More than 70 futures research reports have been produced, engaging over 4,000 participants across regions and cultures. The establishment and continued collaboration among an international network of Nodes has strengthened global foresight capacity, while activities such as articles, university courses, podcasts, keynote lectures, and internships have improved thinking about the future at multiple levels. The Millennium Awards have supported students addressing the 15 Global Challenges, helping cultivate new generations of futurists.
Institutionally, the Project has played a catalytic role in bringing the Council of Presidents of the United Nations General Assembly to address AGI governance and in encouraging both the Club of Rome and the World Academy of Art and Science to engage with AGI governance issues. Historically, when operating under the American Council for the UN University, The Millennium Project was the second UN-related organization to establish a website, demonstrating early digital leadership.

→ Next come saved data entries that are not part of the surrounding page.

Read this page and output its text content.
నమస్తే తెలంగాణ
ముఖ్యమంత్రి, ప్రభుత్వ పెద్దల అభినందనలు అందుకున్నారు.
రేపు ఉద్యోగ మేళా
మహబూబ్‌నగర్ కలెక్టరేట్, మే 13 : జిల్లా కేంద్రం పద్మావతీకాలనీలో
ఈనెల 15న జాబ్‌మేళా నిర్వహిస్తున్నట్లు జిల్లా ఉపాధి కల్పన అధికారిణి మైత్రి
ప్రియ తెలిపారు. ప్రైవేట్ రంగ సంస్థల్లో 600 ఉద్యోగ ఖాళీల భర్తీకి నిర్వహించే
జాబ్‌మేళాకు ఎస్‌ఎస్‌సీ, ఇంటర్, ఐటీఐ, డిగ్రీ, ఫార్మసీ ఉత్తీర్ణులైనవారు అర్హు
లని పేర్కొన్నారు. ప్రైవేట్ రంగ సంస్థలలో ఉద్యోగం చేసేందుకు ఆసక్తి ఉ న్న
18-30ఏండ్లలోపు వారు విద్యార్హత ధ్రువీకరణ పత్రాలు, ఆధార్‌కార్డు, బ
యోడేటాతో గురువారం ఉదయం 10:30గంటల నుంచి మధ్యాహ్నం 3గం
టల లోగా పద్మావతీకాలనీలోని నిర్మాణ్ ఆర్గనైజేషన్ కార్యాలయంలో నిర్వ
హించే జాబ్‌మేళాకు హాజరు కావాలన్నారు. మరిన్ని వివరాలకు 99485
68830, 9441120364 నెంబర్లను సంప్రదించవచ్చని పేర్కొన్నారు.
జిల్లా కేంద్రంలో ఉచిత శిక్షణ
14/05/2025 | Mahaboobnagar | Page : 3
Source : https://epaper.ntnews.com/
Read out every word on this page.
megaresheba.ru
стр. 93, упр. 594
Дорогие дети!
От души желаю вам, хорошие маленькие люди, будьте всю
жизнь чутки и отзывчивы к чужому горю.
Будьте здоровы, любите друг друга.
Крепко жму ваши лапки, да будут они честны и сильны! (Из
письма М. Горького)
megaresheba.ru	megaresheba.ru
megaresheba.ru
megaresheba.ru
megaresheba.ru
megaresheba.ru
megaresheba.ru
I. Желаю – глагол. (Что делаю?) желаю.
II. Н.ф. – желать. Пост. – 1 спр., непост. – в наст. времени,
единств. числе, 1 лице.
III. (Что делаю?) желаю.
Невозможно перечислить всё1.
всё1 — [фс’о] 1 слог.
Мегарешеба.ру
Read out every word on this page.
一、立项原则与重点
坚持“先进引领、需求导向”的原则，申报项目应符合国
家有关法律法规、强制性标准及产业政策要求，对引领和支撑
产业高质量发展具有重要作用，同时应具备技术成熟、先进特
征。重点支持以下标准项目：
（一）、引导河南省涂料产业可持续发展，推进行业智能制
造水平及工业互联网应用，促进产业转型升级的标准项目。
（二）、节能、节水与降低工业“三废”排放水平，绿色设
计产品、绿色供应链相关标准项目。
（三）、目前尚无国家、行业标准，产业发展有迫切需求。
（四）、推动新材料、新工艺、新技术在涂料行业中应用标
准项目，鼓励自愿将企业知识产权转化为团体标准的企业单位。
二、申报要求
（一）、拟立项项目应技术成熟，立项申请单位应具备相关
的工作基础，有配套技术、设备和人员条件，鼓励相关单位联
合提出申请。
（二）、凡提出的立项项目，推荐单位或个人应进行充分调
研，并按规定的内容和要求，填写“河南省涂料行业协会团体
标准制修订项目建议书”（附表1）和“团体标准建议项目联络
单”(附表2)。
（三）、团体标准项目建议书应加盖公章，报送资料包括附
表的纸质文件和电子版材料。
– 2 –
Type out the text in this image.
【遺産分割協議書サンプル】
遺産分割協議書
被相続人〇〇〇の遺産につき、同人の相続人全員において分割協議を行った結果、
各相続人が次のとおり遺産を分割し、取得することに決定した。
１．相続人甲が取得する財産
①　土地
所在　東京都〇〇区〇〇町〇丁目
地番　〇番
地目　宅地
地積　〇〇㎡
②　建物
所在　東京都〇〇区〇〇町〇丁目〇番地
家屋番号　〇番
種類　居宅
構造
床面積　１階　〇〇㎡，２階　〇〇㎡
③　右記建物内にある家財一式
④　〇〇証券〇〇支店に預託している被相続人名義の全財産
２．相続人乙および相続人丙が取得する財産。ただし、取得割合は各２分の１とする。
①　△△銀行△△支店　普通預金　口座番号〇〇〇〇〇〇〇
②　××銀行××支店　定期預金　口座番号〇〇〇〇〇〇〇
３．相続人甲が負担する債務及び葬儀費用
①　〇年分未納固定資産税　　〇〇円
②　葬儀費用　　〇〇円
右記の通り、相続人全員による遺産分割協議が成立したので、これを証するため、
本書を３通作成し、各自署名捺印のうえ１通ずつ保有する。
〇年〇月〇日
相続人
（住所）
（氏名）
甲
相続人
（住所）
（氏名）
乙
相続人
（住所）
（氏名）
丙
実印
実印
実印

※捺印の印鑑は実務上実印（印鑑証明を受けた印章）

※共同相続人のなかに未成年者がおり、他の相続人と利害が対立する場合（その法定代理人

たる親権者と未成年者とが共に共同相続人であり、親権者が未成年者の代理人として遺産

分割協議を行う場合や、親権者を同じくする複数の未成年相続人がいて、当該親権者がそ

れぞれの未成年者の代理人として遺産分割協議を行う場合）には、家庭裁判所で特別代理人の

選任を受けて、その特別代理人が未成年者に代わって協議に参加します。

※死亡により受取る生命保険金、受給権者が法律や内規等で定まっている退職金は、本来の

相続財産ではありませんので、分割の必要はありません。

Perhaps most importantly, The Millennium Project has given many people a more optimistic view of the future while not avoiding the worst of what humanity is doing at a global level. Following the scenario-building approach associated with Herman Kahn, it explores baseline, better, and worse global futures, illustrating what is possible in both positive and negative directions. Very few organizations in the world engage in creating such comprehensive, long-term global scenarios, a challenge to which The Millennium Project tried to respond when it was launched, making this work uniquely valuable. In doing so, The Millennium Project encourages informed choice, strategic anticipation, and the deliberate shaping of preferable futures rather than passive acceptance of probable ones.
Looking ahead, several priorities define the next phase of work. FRM 3.0, which includes 37 methods now, will be updated to explore the implications of AI for each method, with the potential addition of approximately ten new methods. Work on national and international governance of AGI will continue in collaboration with the Council of Presidents of the United Nations General Assembly, the Inter-Parliamentary Union, the World Academy of Art and Science, and the Club of Rome. The United Nations will be encouraged to seriously consider the creation of a dedicated governance system for AGI, building on the models developed in The Millennium Project’s study, which is currently being completed and will include three alternative scenarios.
Further work will explore alternative futures for social structures and social coherence in light of AGI, changing political norms, and evolving multilateral dynamics. The 15 Global Challenges will continue to be updated online, the State of the Future 20.0 will be promoted, and the concept of a digital twin will be explored to create a more interactive and accessible knowledge platform for the Project’s materials.
After thirty years, The Millennium Project has evolved from a pioneering initiative into one of the most active and influential global futures think tanks. As futures studies remain vital to the direction of human civilization, the global family of the Millennium Project continues its shared journey — committed to making deeper and more valuable contributions to humanity’s long-term development and to shaping positive futures for generations to come.